Le Seigneur ne veut pas que l’Évangile soit enfermé dans les murailles de Jérusalem, il faut une activité
missionnaire. Notre-Dame ne donne pas rendez-vous à Bernadette dans l’église paroissiale, mais à  Massabielle. Alors, quelle est cette Église ?

« Quand ils le virent, ils se prosternèrent, mais certains eurent des doutes » (Mat. 28,17).

L’Évangile nous le dit : « ils se prosternèrent… ils doutèrent » ; il n’en va pas autrement de nos jours. La Bonne Nouvelle, le message de la Résurrection est fascinant et en même temps le doute s’insinue dans notre esprit. Oui, nous sommes prêts à nous prosterner et adorer le Seigneur et en même temps à douter de sa présence. Ô combien de fois cela nous est-il arrivé. La grâce et le péché, le divin et l’humain, et notre vie oscille, je dirais, entre la foi et le doute. La foi qui a besoin du doute et le doute qui a besoin de la foi, tout simplement pour ne pas accaparer le Christ. Et c’est au coeur de ce formidable combat spirituel, signe d’une bonne santé spirituelle, que se déroule la vie du chrétien.

C’est au milieu de ces ombres et de ces lumières que nous avançons. Mais le Seigneur nous dit : « Je  suis avec vous tous les jours jusqu’à la fin du monde » (Mt. 28, 20).
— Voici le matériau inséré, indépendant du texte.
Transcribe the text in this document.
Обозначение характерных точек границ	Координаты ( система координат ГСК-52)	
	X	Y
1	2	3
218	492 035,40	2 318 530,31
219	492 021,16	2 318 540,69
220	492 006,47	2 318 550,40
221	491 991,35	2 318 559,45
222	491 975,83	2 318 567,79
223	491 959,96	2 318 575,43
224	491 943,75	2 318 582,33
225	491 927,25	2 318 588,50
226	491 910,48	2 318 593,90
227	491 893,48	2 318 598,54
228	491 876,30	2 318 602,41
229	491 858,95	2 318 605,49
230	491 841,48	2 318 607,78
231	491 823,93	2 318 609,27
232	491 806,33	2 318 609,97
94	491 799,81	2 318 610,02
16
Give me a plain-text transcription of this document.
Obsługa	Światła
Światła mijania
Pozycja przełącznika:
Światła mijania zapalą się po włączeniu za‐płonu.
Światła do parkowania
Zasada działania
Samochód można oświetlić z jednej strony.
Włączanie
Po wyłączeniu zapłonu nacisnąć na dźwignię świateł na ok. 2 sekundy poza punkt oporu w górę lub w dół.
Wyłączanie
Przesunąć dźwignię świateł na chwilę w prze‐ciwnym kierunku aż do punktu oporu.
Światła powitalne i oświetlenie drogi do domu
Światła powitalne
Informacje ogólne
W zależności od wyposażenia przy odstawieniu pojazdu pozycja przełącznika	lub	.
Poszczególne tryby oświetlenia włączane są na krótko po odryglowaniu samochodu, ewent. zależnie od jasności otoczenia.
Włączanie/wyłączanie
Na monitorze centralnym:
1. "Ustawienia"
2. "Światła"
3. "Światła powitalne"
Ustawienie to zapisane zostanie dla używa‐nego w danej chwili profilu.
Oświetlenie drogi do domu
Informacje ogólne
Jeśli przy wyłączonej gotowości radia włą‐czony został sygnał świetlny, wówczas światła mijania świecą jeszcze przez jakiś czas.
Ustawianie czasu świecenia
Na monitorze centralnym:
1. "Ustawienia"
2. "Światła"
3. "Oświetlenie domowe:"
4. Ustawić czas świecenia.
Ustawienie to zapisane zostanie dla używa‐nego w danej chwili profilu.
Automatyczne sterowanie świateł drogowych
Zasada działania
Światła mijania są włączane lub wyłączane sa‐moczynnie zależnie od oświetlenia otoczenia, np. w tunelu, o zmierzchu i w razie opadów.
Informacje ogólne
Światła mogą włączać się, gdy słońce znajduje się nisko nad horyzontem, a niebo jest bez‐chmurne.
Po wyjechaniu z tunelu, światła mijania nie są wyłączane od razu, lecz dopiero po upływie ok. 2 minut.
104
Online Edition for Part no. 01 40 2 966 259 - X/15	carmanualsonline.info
La Bible montre de façon permanente que quand Dieu a créé le monde avec sa Parole, il a exprimé sa  satisfaction en disant que c’était « bon » (Gn.1,21), et quand il a créé l’être humain avec le souffle de sa
bouche, homme et femme, il a dit que « c’était très bon » (Gn. 1, 21). Le monde créé par Dieu est beau. Nous procédons d’un dessein divin de sagesse et d’amour. Mais, par le péché, cette beauté originelle a été salie et cette beauté a été blessée. Dieu, par Notre Seigneur Jésus-Christ, dans son mystère pascal, a recréé l’homme en faisant de lui un fils et il lui a donné la garantie de cieux nouveaux et d’une
terre nouvelle (Ap. 21, 1). Nous portons en nous l’image du premier Adam, mais nous sommes appelés également, depuis le début, à réaliser l’image de Jésus-Christ, nouvel Adam (1 Cor. 15,45). La création porte la marque du Créateur et désire être libérée, et « participer dans la glorieuse liberté des fils de Dieu » (Rm. 8, 21). Alors, quelle est cette Église qui est envoyée annoncer la Bonne Nouvelle ? C’est une Église humaine et divine, riche de l’amour et de la miséricorde de Dieu, composée d’hommes qui sont saints parce que, par la grâce du Baptême, ils appartiennent au Christ et, en même temps, sont des pécheurs.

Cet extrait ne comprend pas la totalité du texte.